The cut takes effect Jan. 1, meaning the RCMP-led National Port Enforcement Team will be reduced from 13 to nine officers, Sgt. Annie Linteau confirmed Wednesday.
The funding cut comes just months after a Vancouver Sun investigation revealed that at least 27 Hells Angels, associates, criminals and other gangsters work as longshoremen on the Port Metro Vancouver docks.
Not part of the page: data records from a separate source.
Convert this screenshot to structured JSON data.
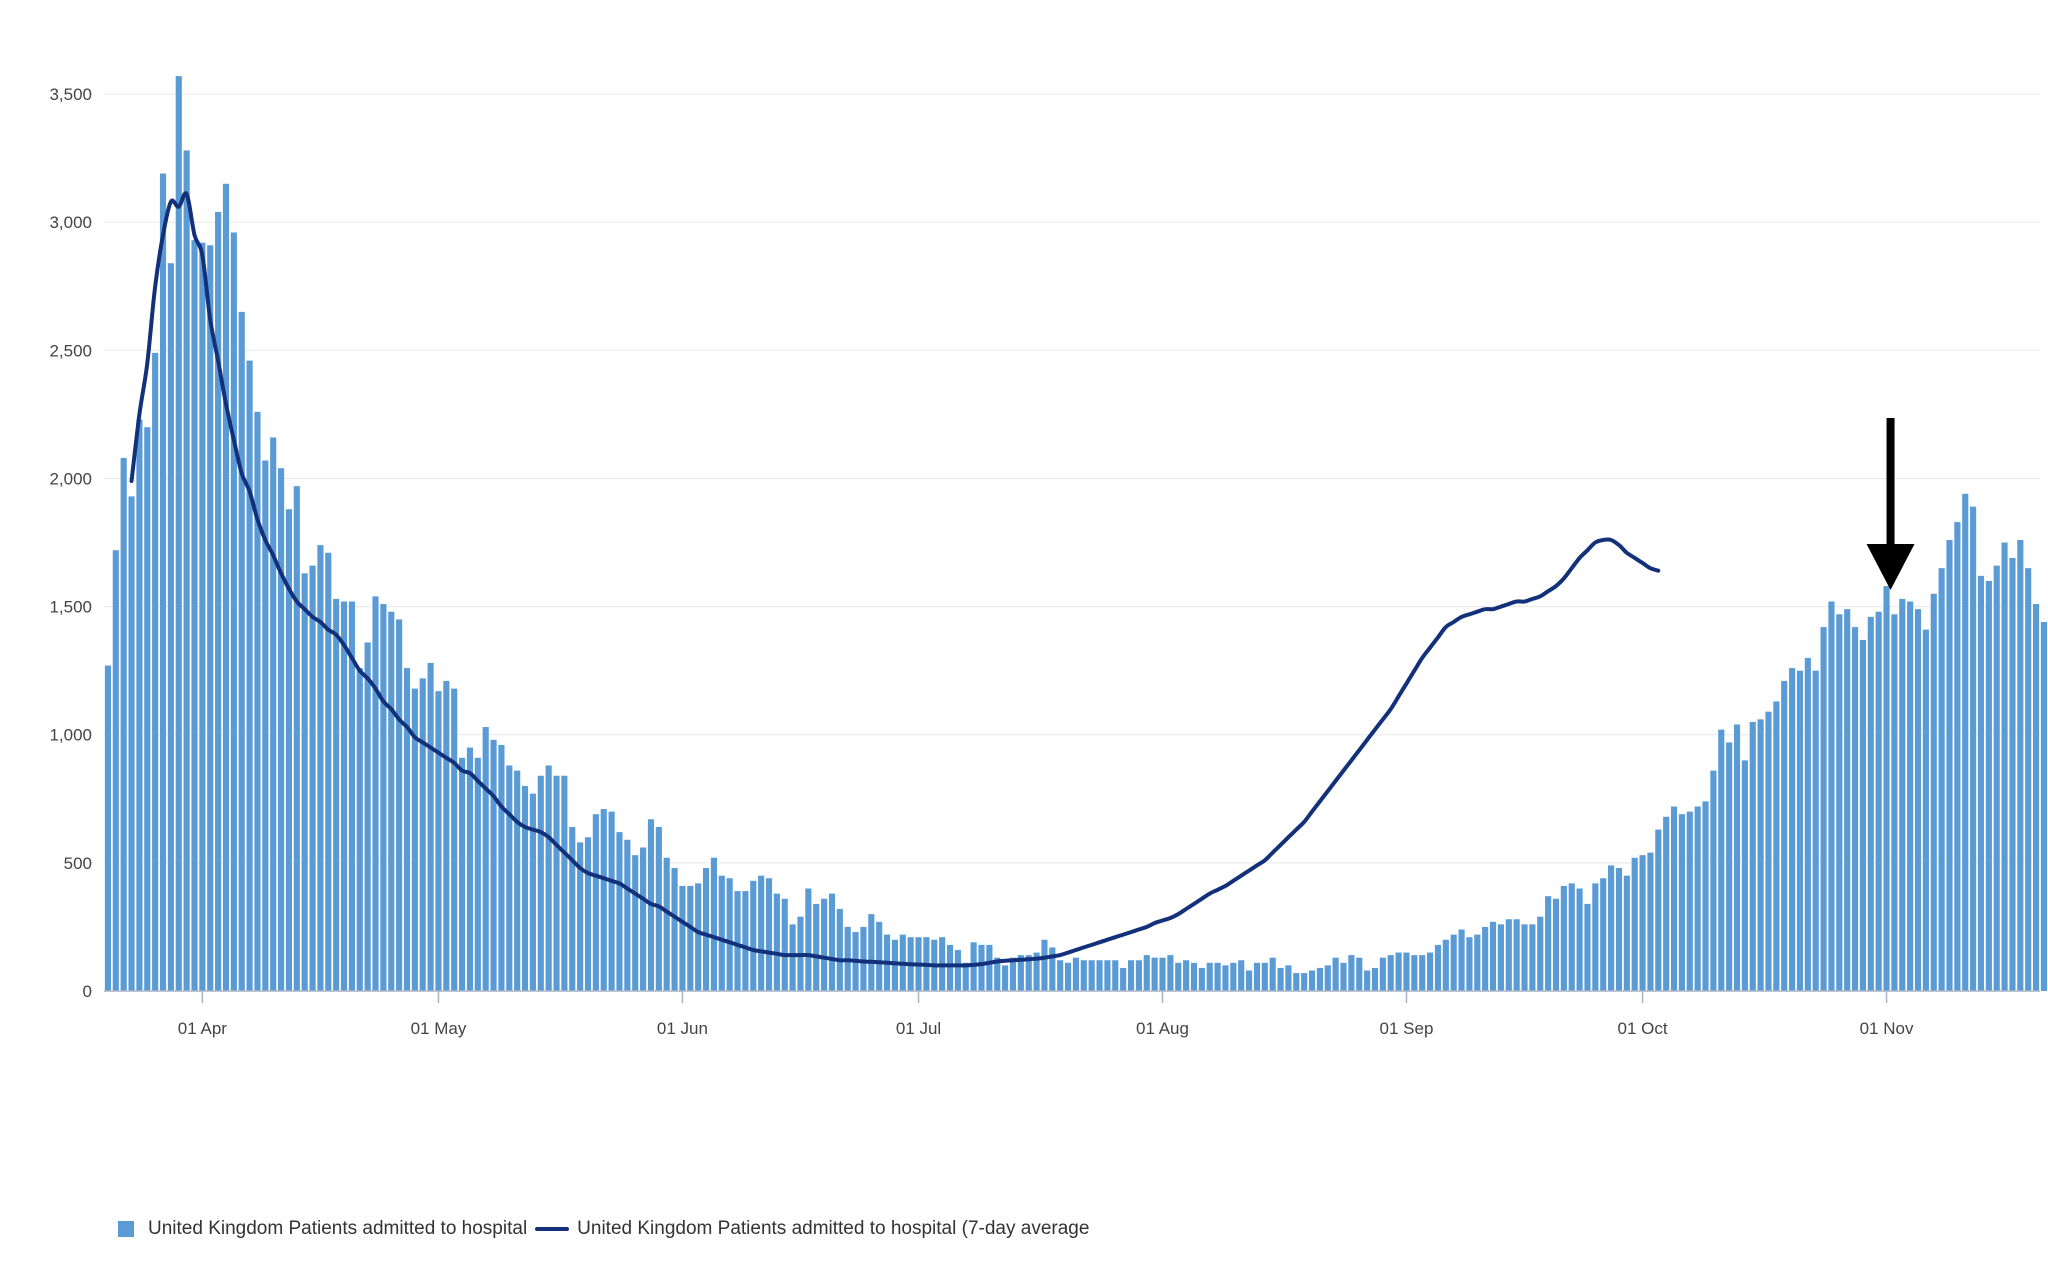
{
  "chart_data": {
    "type": "bar",
    "x_start": "2020-03-20",
    "x_end": "2020-11-20",
    "ylim": [
      0,
      3750
    ],
    "y_ticks": [
      0,
      500,
      1000,
      1500,
      2000,
      2500,
      3000,
      3500
    ],
    "y_tick_labels": [
      "0",
      "500",
      "1,000",
      "1,500",
      "2,000",
      "2,500",
      "3,000",
      "3,500"
    ],
    "x_ticks": [
      {
        "date": "2020-04-01",
        "label": "01 Apr"
      },
      {
        "date": "2020-05-01",
        "label": "01 May"
      },
      {
        "date": "2020-06-01",
        "label": "01 Jun"
      },
      {
        "date": "2020-07-01",
        "label": "01 Jul"
      },
      {
        "date": "2020-08-01",
        "label": "01 Aug"
      },
      {
        "date": "2020-09-01",
        "label": "01 Sep"
      },
      {
        "date": "2020-10-01",
        "label": "01 Oct"
      },
      {
        "date": "2020-11-01",
        "label": "01 Nov"
      }
    ],
    "grid": true,
    "legend_position": "bottom-left",
    "series": [
      {
        "name": "United Kingdom Patients admitted to hospital",
        "type": "bar",
        "color": "#5b9bd5",
        "values": [
          1270,
          1720,
          2080,
          1930,
          2230,
          2200,
          2490,
          3190,
          2840,
          3570,
          3280,
          2930,
          2920,
          2910,
          3040,
          3150,
          2960,
          2650,
          2460,
          2260,
          2070,
          2160,
          2040,
          1880,
          1970,
          1630,
          1660,
          1740,
          1710,
          1530,
          1520,
          1520,
          1260,
          1360,
          1540,
          1510,
          1480,
          1450,
          1260,
          1180,
          1220,
          1280,
          1170,
          1210,
          1180,
          910,
          950,
          910,
          1030,
          980,
          960,
          880,
          860,
          800,
          770,
          840,
          880,
          840,
          840,
          640,
          580,
          600,
          690,
          710,
          700,
          620,
          590,
          530,
          560,
          670,
          640,
          520,
          480,
          410,
          410,
          420,
          480,
          520,
          450,
          440,
          390,
          390,
          430,
          450,
          440,
          380,
          360,
          260,
          290,
          400,
          340,
          360,
          380,
          320,
          250,
          230,
          250,
          300,
          270,
          220,
          200,
          220,
          210,
          210,
          210,
          200,
          210,
          180,
          160,
          110,
          190,
          180,
          180,
          130,
          100,
          130,
          140,
          140,
          150,
          200,
          170,
          120,
          110,
          130,
          120,
          120,
          120,
          120,
          120,
          90,
          120,
          120,
          140,
          130,
          130,
          140,
          110,
          120,
          110,
          90,
          110,
          110,
          100,
          110,
          120,
          80,
          110,
          110,
          130,
          90,
          100,
          70,
          70,
          80,
          90,
          100,
          130,
          110,
          140,
          130,
          80,
          90,
          130,
          140,
          150,
          150,
          140,
          140,
          150,
          180,
          200,
          220,
          240,
          210,
          220,
          250,
          270,
          260,
          280,
          280,
          260,
          260,
          290,
          370,
          360,
          410,
          420,
          400,
          340,
          420,
          440,
          490,
          480,
          450,
          520,
          530,
          540,
          630,
          680,
          720,
          690,
          700,
          720,
          740,
          860,
          1020,
          970,
          1040,
          900,
          1050,
          1060,
          1090,
          1130,
          1210,
          1260,
          1250,
          1300,
          1250,
          1420,
          1520,
          1470,
          1490,
          1420,
          1370,
          1460,
          1480,
          1580,
          1470,
          1530,
          1520,
          1490,
          1410,
          1550,
          1650,
          1760,
          1830,
          1940,
          1890,
          1620,
          1600,
          1660,
          1750,
          1690,
          1760,
          1650,
          1510,
          1440
        ]
      },
      {
        "name": "United Kingdom Patients admitted to hospital (7-day average",
        "type": "line",
        "color": "#13317a",
        "start_index": 3,
        "values": [
          1990,
          2250,
          2450,
          2750,
          2950,
          3080,
          3060,
          3110,
          2950,
          2870,
          2620,
          2460,
          2290,
          2150,
          2020,
          1950,
          1840,
          1760,
          1700,
          1630,
          1570,
          1520,
          1490,
          1460,
          1440,
          1410,
          1390,
          1350,
          1300,
          1250,
          1220,
          1180,
          1130,
          1100,
          1060,
          1030,
          990,
          970,
          950,
          930,
          910,
          890,
          860,
          850,
          820,
          790,
          760,
          720,
          690,
          660,
          640,
          630,
          620,
          600,
          570,
          540,
          510,
          480,
          460,
          450,
          440,
          430,
          420,
          400,
          380,
          360,
          340,
          330,
          310,
          290,
          270,
          250,
          230,
          220,
          210,
          200,
          190,
          180,
          170,
          160,
          155,
          150,
          145,
          140,
          140,
          140,
          140,
          135,
          130,
          125,
          120,
          120,
          118,
          115,
          114,
          112,
          110,
          108,
          106,
          104,
          103,
          102,
          100,
          100,
          100,
          100,
          100,
          102,
          105,
          110,
          115,
          118,
          120,
          122,
          124,
          126,
          130,
          135,
          140,
          150,
          160,
          170,
          180,
          190,
          200,
          210,
          220,
          230,
          240,
          250,
          265,
          275,
          285,
          300,
          320,
          340,
          360,
          380,
          395,
          410,
          430,
          450,
          470,
          490,
          510,
          540,
          570,
          600,
          630,
          660,
          700,
          740,
          780,
          820,
          860,
          900,
          940,
          980,
          1020,
          1060,
          1100,
          1150,
          1200,
          1250,
          1300,
          1340,
          1380,
          1420,
          1440,
          1460,
          1470,
          1480,
          1490,
          1490,
          1500,
          1510,
          1520,
          1520,
          1530,
          1540,
          1560,
          1580,
          1610,
          1650,
          1690,
          1720,
          1750,
          1760,
          1760,
          1740,
          1710,
          1690,
          1670,
          1650,
          1640
        ]
      }
    ],
    "annotation": {
      "type": "arrow",
      "date": "2020-11-01",
      "color": "#000000"
    }
  }
}
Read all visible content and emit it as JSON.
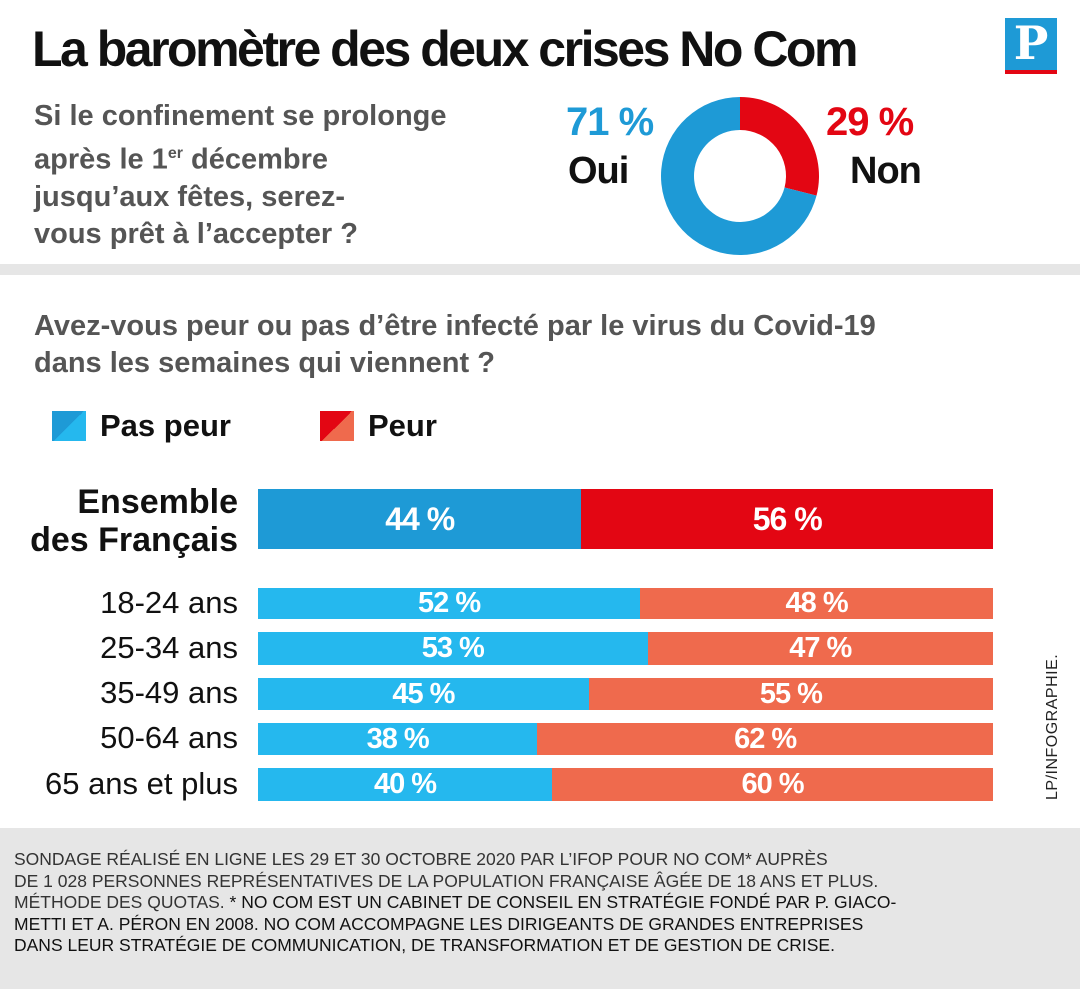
{
  "header": {
    "title": "La baromètre des deux crises No Com",
    "logo_letter": "P"
  },
  "question1": {
    "line1": "Si le confinement se prolonge",
    "line2_pre": "après le 1",
    "line2_sup": "er",
    "line2_post": " décembre",
    "line3": "jusqu’aux fêtes, serez-",
    "line4": "vous prêt à l’accepter ?"
  },
  "donut": {
    "oui_pct": "71 %",
    "oui_label": "Oui",
    "non_pct": "29 %",
    "non_label": "Non",
    "colors": {
      "oui": "#1e9ad6",
      "non": "#e30613"
    }
  },
  "question2": {
    "line1": "Avez-vous peur ou pas d’être infecté par le virus du Covid-19",
    "line2": "dans les semaines qui viennent ?"
  },
  "legend": {
    "pas_peur": "Pas peur",
    "peur": "Peur"
  },
  "chart_data": [
    {
      "type": "pie",
      "subtype": "donut",
      "title": "Si le confinement se prolonge après le 1er décembre jusqu’aux fêtes, serez-vous prêt à l’accepter ?",
      "categories": [
        "Oui",
        "Non"
      ],
      "values": [
        71,
        29
      ],
      "value_labels": [
        "71 %",
        "29 %"
      ],
      "colors": [
        "#1e9ad6",
        "#e30613"
      ]
    },
    {
      "type": "bar",
      "orientation": "horizontal",
      "stacked": true,
      "normalized": true,
      "title": "Avez-vous peur ou pas d’être infecté par le virus du Covid-19 dans les semaines qui viennent ?",
      "groups": [
        {
          "label_lines": [
            "Ensemble",
            "des Français"
          ],
          "highlight": true
        },
        {
          "label_lines": [
            "18-24 ans"
          ]
        },
        {
          "label_lines": [
            "25-34 ans"
          ]
        },
        {
          "label_lines": [
            "35-49 ans"
          ]
        },
        {
          "label_lines": [
            "50-64 ans"
          ]
        },
        {
          "label_lines": [
            "65 ans et plus"
          ]
        }
      ],
      "series": [
        {
          "name": "Pas peur",
          "values": [
            44,
            52,
            53,
            45,
            38,
            40
          ],
          "labels": [
            "44 %",
            "52 %",
            "53 %",
            "45 %",
            "38 %",
            "40 %"
          ],
          "color": "#25b8ee",
          "highlight_color": "#1e9ad6"
        },
        {
          "name": "Peur",
          "values": [
            56,
            48,
            47,
            55,
            62,
            60
          ],
          "labels": [
            "56 %",
            "48 %",
            "47 %",
            "55 %",
            "62 %",
            "60 %"
          ],
          "color": "#ef6a4d",
          "highlight_color": "#e30613"
        }
      ],
      "legend": "top-left",
      "xlim": [
        0,
        100
      ]
    }
  ],
  "credit": "LP/INFOGRAPHIE.",
  "footer": {
    "line1": "Sondage réalisé en ligne les 29 et 30 octobre 2020 par l’Ifop pour No Com* auprès",
    "line2": "de 1 028 personnes représentatives de la population française âgée de 18 ans et plus.",
    "line3_a": "Méthode des quotas. ",
    "line3_b": "* No Com est un cabinet de conseil en stratégie fondé par P. Giaco-",
    "line4": "metti et A. Péron en 2008. No Com accompagne les dirigeants de grandes entreprises",
    "line5": "dans leur stratégie de communication, de transformation et de gestion de crise."
  }
}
The Sun also obtained government and police documents that show an unaddressed organizedcrime problem on the waterfront dating back more than 20 years.
Police told The Sun that organized crime maintains its foothold on the waterfront for strategic purposes — so drugs and other contraband can be smuggled in some of the more than 1.5 million containers that pass through the four container terminals at Port Metro Vancouver every year.
Just over three per cent of the containers arriving here are screened by the Canada Border Services Agency.
Port Metro Vancouver vicepresident Peter Xotta said the decision was made to cut the funding because policing is not part of his agency’s mandate.
“As you know we don’t have direct legislative authority around policing on the waterfront,” Xotta told The Vancouver Sun.
He said the port has invested in all kinds of technology to improve security at all its terminals, including 600 cameras, access gates, patrol boats and a high-tech operations centre.
“We felt that because there’s ongoing need to continue with those investments, it was no longer appropriate for us to fund something that is outside of our mandate,” Xotta said.
He said Port Metro has paid the $400,000 annually to the policing unit since 1997.
“We recognize this creates a funding issue for the RCMP and we are sympathetic to that, but we have to focus on what our mandate is,” he said.
“We have committed well over $10 million to increasing security at the port over the past number of years.”
Linteau said Port Metro’s contribution has covered the cost of two municipal police officers seconded to the team, as well as two of its RCMP members.
“We respect Port Metro Vancouver’s decision to dedicate these funds to other security and operational priorities and we will continue to work closely with our law enforcement partners,” she said.
NDP MLA Kathy Corrigan said to cut policing at the port now is “really wrong-headed.”
“It seems to me that it’s the worst time to be cutting back on security and policing at our ports at a time when we are particularly concerned about gun violence, gang violence and drugs,” said Corrigan, who represents Burnaby-Deer Lake.
Corrigan said the B.C. government “has not done a good job about pressing hard for British Columbians’ interest on this.”
Delta Mayor Lois Jackson said she is concerned about Port Metro’s decision to cut the cash and has asked municipal staff to look into the situation.
Justice Minister Suzanne Anton said in an emailed statement that she had been notified of the funding cut.
“I understand that RCMP’s federal resources remain in place within the RCMP’s National Port Enforcement Team and we anticipate the federal team will continue to provide appropriate policing services to maintain security for B.C.,” she said.